Plasmonic Hot Electron Transport Driven Site-Specific Surface-Chemistry with Nanoscale Spatial Resolution

TL;DR

This study maps hot-electron-driven surface chemistry at 15 nm resolution on plasmonic nanostructures, revealing how hot carrier transport localizes reactive regions and advances nanoscale surface chemistry control.

Contribution

It provides the first spatially resolved mapping of hot-electron-driven reactions, combining experiments with first-principles calculations to understand hot carrier localization.

Findings

Hot-electron-driven reduction chemistry localized at 15 nm resolution.

Reactive regions determined by hot carrier transport from high-field areas.

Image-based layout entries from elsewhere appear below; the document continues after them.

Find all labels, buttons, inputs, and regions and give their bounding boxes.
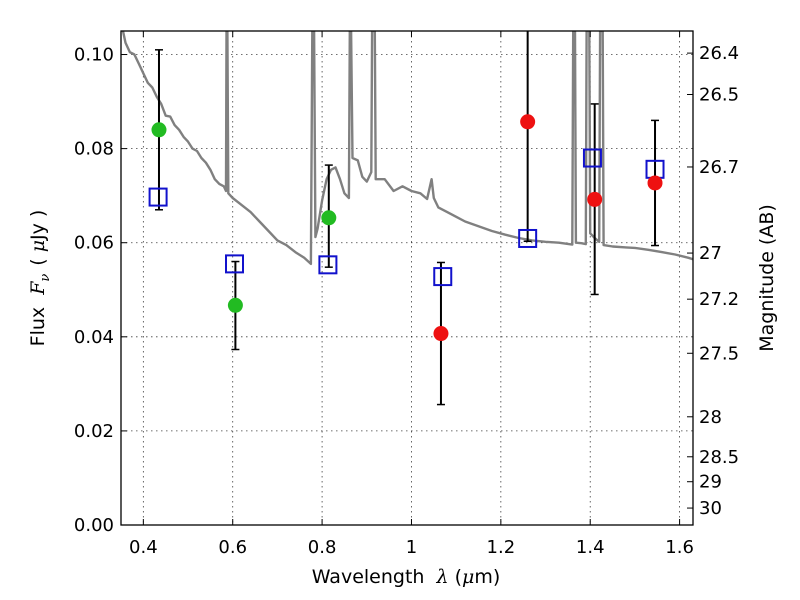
plot-frame <box>120 30 694 526</box>
model-point <box>318 255 338 275</box>
x-tick-label: 1.2 <box>487 537 516 558</box>
y-tick-label: 0.02 <box>74 421 114 442</box>
y2-tick-label: 28.5 <box>699 447 739 468</box>
model-point <box>225 254 245 274</box>
x-tick-label: 1.4 <box>576 537 605 558</box>
y2-tick-label: 26.7 <box>699 157 739 178</box>
y2-tick-label: 26.5 <box>699 85 739 106</box>
y-tick-label: 0.00 <box>74 515 114 536</box>
observed-point <box>520 114 536 130</box>
y-tick-label: 0.06 <box>74 233 114 254</box>
x-tick-label: 1 <box>406 537 417 558</box>
x-tick-label: 0.6 <box>218 537 247 558</box>
x-axis-title: Wavelength λ (μm) <box>312 566 501 588</box>
y2-tick-label: 29 <box>699 472 722 493</box>
model-point <box>148 187 168 207</box>
model-point <box>518 228 538 248</box>
y2-tick-label: 27 <box>699 243 722 264</box>
observed-point <box>321 210 337 226</box>
x-tick-label: 0.4 <box>129 537 158 558</box>
x-tick-label: 0.8 <box>308 537 337 558</box>
observed-point <box>433 326 449 342</box>
y2-axis-title: Magnitude (AB) <box>756 204 778 352</box>
error-bars <box>154 31 660 406</box>
template-spectrum-line <box>121 31 693 266</box>
observed-point <box>227 297 243 313</box>
y2-tick-label: 28 <box>699 407 722 428</box>
grid <box>121 31 693 526</box>
y2-tick-label: 30 <box>699 498 722 519</box>
model-point <box>582 148 602 168</box>
observed-point <box>151 122 167 138</box>
axis-ticks: 0.4 0.6 0.8 1 1.2 1.4 1.6 0.00 0.02 0.04 0.06 0.08 0… <box>74 31 739 558</box>
model-point <box>433 267 453 287</box>
y-tick-label: 0.08 <box>74 139 114 160</box>
observed-point <box>587 191 603 207</box>
y2-tick-label: 26.4 <box>699 43 739 64</box>
observed-point <box>647 175 663 191</box>
y-axis-title: Flux Fν(μJy) <box>27 210 53 347</box>
model-points <box>148 148 665 287</box>
y-tick-label: 0.04 <box>74 327 114 348</box>
y2-tick-label: 27.5 <box>699 343 739 364</box>
y2-tick-label: 27.2 <box>699 289 739 310</box>
y-tick-label: 0.10 <box>74 45 114 66</box>
observed-points <box>151 114 663 342</box>
template-spectrum <box>121 31 693 266</box>
x-tick-label: 1.6 <box>665 537 694 558</box>
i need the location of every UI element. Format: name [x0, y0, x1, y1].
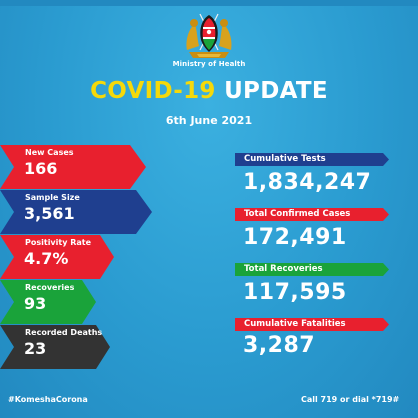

Theoretical predictions align with experimental localization patterns.

Abstract

Nanoscale localization of electromagnetic fields near metallic nanostructures underpins the fundamentals and applications of plasmonics. The unavoidable energy loss from plasmon decay, initially seen as a detriment, has now expanded the scope of plasmonic applications to exploit the generated hot carriers. However, quantitative understanding of the spatial localization of these hot carriers, akin to electromagnetic near-field maps, has been elusive. Here we spatially map hot-electron-driven reduction chemistry with 15 nanometre resolution as a function of time and electromagnetic field polarization for different plasmonic nanostructures. We combine experiments employing a six-electron photo-recycling process that modify the terminal group of a self-assembled monolayer on plasmonic silver nanoantennas, with theoretical predictions from first-principles calculations of non-equilibrium hot-carrier transport in these systems. The resulting localization of reactive regions, determined by hot carrier transport from high-field regions, paves the way for hot-carrier extraction science and nanoscale regio-selective surface chemistry.